Tastes great and less filling?
Young craft-beer drinkers seeking less calories, lower alcohol
‘I remember just a few years ago when people used to search the tap list for higher-alcohol beers,” said Michael LaLonde, president of Deschutes Brewery “Now we’re seeing the exact opposite—people are looking for the lowest-alcohol beers.”
This trend is a radical change, one that LaLonde believes craft brewers have not traditionally been equipped to handle. For years, he explained, craft beer differentiated itself from mainstream lager brands by offering more flavor and more alcohol.
Now, the Bend, Ore., brewery is among many experimenting with ways to continue creating that flavor but without the alcohol that would usually go hand in hand with it. Deschutes has brewed an IPA called Teensy Weensy that, in various pilot renditions, has ranged from as high as 3.7 percent alcohol-by-volume to as low as 2 percent. He says this is a fundamentally challenging kind of beer to make, since “flaws can easily show themselves in a low-ABV beer.” Hoppy bitterness can also overwhelm the flavor profile in beers with very low levels of alcohol.
Brewer Christian Kazakoff, formerly of Iron Springs Pub & Brewery in Fairfax and now helping launch Canyon Club Brewery, the soon-to-open brewery in Moraga, says he doesn’t think these beers are necessarily especially hard to make.
“Any talented brewer can make a great tasting beer and have low ABV,” said Kazakoff, who considers low-ABV beers to be in the same vein of interest as low-calorie beers.
Where Kazakoff sees the potential difficulty is in selling the beers, even to people who want them.
“People will think that just because it’s a low-ABV and -calorie beer it should cost less—much less,” he said.
At State Room Brewery in San Rafael, brewer Larry Berlin has seen the interest from consumers in drinking lighter beers. (The lowest beer he has on tap is a 4.2 percent ABV rice lager.) He believes the explanation is straightforward:
“Consuming less alcohol is more healthy,” he says.
LaLonde also cited popular health trends as the force behind the growing popularity of super-low-ABV beers. He named low-carbohydrate diets, simple caloric intake reduction and the paleo craze, in which followers eat only foods that could hypothetically be found while hunting and gathering (they’ll drink mead and wine but not beer, since it is made from grains).
Some people seek out lighter beers simply so they can drink more of them.

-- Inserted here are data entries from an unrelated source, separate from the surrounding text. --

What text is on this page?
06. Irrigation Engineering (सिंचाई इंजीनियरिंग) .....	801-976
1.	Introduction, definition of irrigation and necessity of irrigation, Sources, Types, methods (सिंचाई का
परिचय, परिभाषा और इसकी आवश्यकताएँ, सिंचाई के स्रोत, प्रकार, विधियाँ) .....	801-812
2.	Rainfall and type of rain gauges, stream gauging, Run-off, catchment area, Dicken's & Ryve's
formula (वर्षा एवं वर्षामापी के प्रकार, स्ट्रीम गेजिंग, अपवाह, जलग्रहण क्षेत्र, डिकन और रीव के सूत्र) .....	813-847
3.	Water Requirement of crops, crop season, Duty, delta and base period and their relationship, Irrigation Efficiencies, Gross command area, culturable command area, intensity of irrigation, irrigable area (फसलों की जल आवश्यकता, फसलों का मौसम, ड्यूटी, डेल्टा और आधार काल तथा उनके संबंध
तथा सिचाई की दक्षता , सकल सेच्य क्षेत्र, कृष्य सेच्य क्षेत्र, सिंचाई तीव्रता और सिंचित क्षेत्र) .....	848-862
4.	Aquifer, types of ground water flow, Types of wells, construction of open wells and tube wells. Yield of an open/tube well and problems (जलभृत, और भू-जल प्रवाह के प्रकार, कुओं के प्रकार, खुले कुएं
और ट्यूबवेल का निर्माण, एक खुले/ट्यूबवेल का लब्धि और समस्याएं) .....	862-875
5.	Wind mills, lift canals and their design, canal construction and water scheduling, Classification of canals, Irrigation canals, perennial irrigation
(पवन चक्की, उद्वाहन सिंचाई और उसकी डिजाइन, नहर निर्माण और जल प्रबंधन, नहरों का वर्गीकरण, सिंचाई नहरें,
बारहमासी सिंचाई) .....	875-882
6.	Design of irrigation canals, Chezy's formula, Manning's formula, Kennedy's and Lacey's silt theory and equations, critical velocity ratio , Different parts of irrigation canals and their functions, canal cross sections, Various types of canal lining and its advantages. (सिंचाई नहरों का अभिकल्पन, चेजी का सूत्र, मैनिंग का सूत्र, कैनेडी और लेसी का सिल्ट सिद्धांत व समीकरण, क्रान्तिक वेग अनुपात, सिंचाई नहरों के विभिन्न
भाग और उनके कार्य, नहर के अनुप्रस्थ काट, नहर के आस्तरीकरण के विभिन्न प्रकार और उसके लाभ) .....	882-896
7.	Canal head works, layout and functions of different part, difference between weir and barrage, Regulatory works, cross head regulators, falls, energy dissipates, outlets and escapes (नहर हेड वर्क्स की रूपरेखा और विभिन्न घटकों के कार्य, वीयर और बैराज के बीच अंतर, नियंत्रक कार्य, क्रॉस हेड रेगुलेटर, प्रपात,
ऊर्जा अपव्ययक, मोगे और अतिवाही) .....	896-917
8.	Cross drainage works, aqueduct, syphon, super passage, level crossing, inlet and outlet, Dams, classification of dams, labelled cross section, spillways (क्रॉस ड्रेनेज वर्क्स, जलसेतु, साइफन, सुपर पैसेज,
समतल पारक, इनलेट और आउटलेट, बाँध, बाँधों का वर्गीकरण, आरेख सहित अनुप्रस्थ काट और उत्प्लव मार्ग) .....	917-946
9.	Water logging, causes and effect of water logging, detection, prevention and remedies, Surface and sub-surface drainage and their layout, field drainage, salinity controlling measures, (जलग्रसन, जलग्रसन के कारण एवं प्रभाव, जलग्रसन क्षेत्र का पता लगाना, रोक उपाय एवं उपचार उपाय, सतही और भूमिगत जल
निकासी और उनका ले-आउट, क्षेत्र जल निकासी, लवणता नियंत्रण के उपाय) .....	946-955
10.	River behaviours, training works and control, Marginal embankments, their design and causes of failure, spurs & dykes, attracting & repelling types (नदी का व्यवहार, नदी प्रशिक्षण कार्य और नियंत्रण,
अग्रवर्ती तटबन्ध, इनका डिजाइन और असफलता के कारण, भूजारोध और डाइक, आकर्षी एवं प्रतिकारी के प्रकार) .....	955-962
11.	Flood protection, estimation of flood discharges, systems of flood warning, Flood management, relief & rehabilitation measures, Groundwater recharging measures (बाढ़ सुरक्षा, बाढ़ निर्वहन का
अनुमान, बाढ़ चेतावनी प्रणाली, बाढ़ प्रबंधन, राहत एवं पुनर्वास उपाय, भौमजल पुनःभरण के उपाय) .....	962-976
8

We see this interest manifest in beers with name like DayTime IPA (Lagunitas Brewing Co.) and All Day IPA (Founders Brewing Co.).

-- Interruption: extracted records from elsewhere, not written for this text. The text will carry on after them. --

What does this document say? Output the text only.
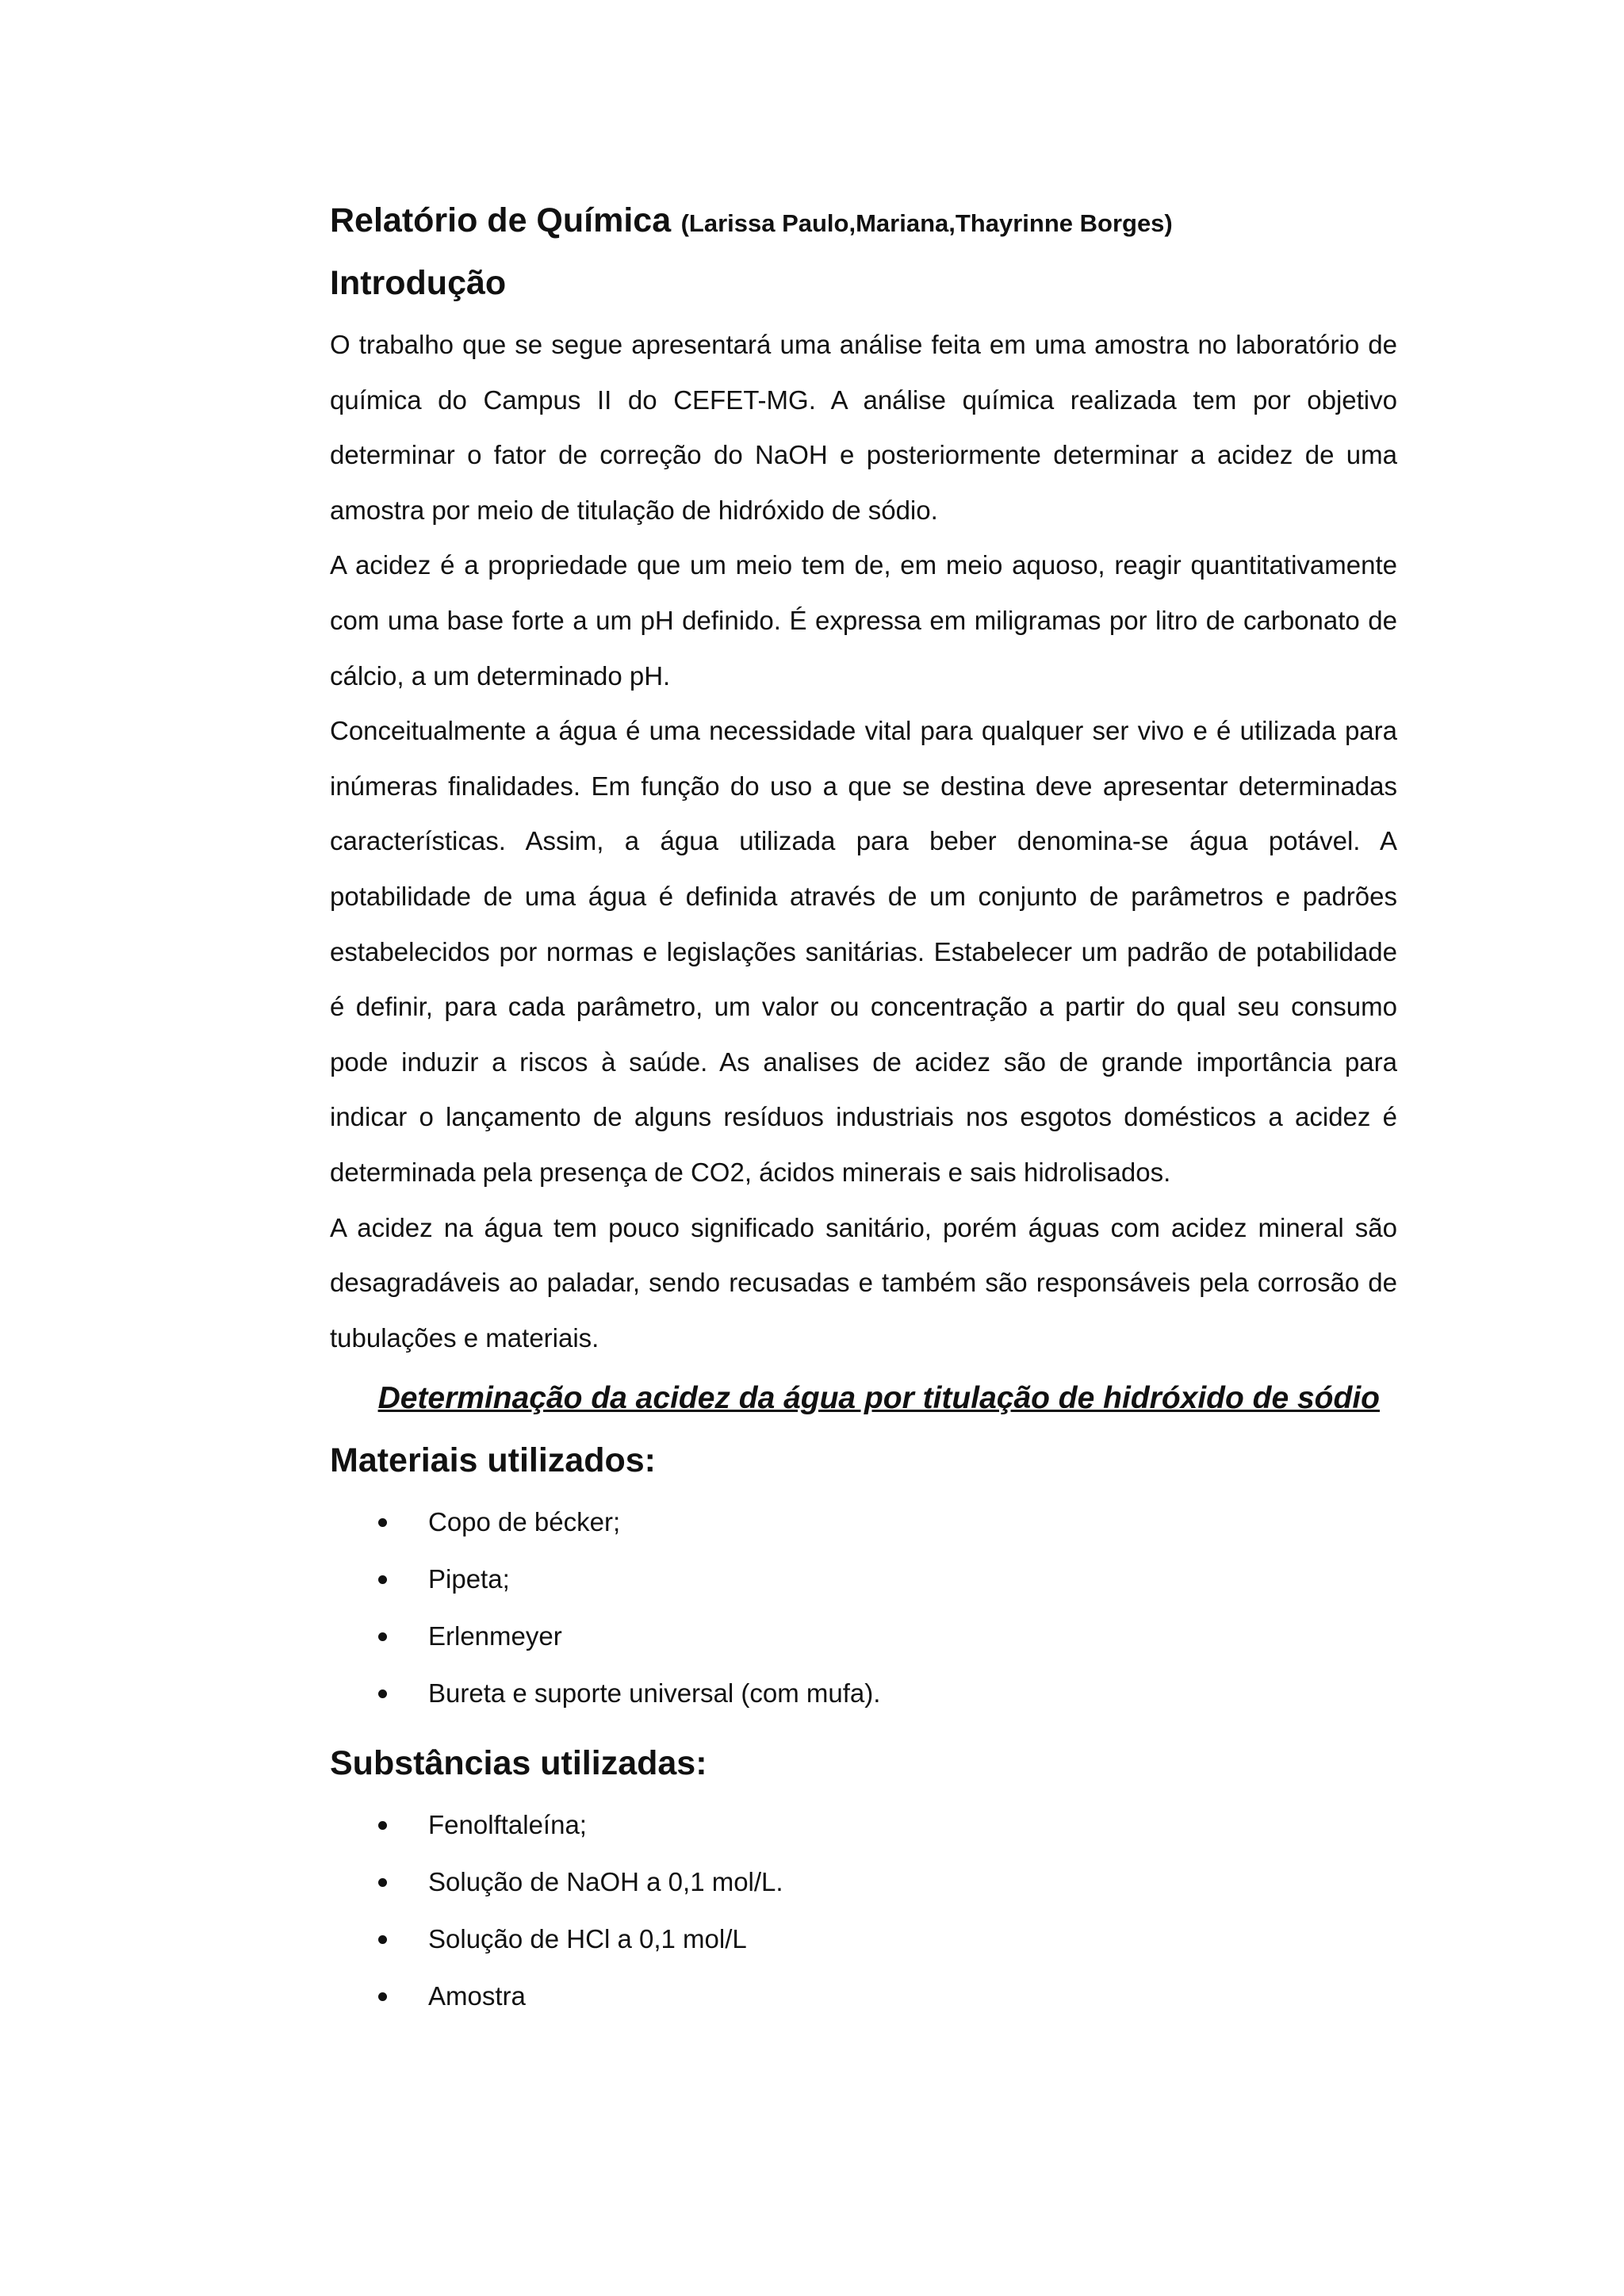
Relatório de Química (Larissa Paulo,Mariana,Thayrinne Borges)

Introdução

O trabalho que se segue apresentará uma análise feita em uma amostra no laboratório de química do Campus II do CEFET-MG. A análise química realizada tem por objetivo determinar o fator de correção do NaOH e posteriormente determinar a acidez de uma amostra por meio de titulação de hidróxido de sódio.

A acidez é a propriedade que um meio tem de, em meio aquoso, reagir quantitativamente com uma base forte a um pH definido. É expressa em miligramas por litro de carbonato de cálcio, a um determinado pH.

Conceitualmente a água é uma necessidade vital para qualquer ser vivo e é utilizada para inúmeras finalidades. Em função do uso a que se destina deve apresentar determinadas características. Assim, a água utilizada para beber denomina-se água potável. A potabilidade de uma água é definida através de um conjunto de parâmetros e padrões estabelecidos por normas e legislações sanitárias. Estabelecer um padrão de potabilidade é definir, para cada parâmetro, um valor ou concentração a partir do qual seu consumo pode induzir a riscos à saúde. As analises de acidez são de grande importância para indicar o lançamento de alguns resíduos industriais nos esgotos domésticos a acidez é determinada pela presença de CO2, ácidos minerais e sais hidrolisados.

A acidez na água tem pouco significado sanitário, porém águas com acidez mineral são desagradáveis ao paladar, sendo recusadas e também são responsáveis pela corrosão de tubulações e materiais.

Determinação da acidez da água por titulação de hidróxido de sódio

Materiais utilizados:
Copo de bécker;
Pipeta;
Erlenmeyer
Bureta e suporte universal (com mufa).
Substâncias utilizadas:
Fenolftaleína;
Solução de NaOH a 0,1 mol/L.
Solução de HCl a 0,1 mol/L
Amostra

If alcoholism is one’s problem, that person should quit drinking. For those concerned about drinking more beer than is healthy, then low-ABV beers may be the remedy. Like the brewpub patrons LaLonde describes who once came in looking for strong beers and now want light ones, my own interest has similarly flipped. I remember the tingle of excitement I once felt when I would find a beer listed at more than 12 or 13 percent ABV. Now, I hunt the aisles and bars for beers less than 4 percent, and I am waiting, hopefully, for something as tiny as the Deschutes Teensy Weensy.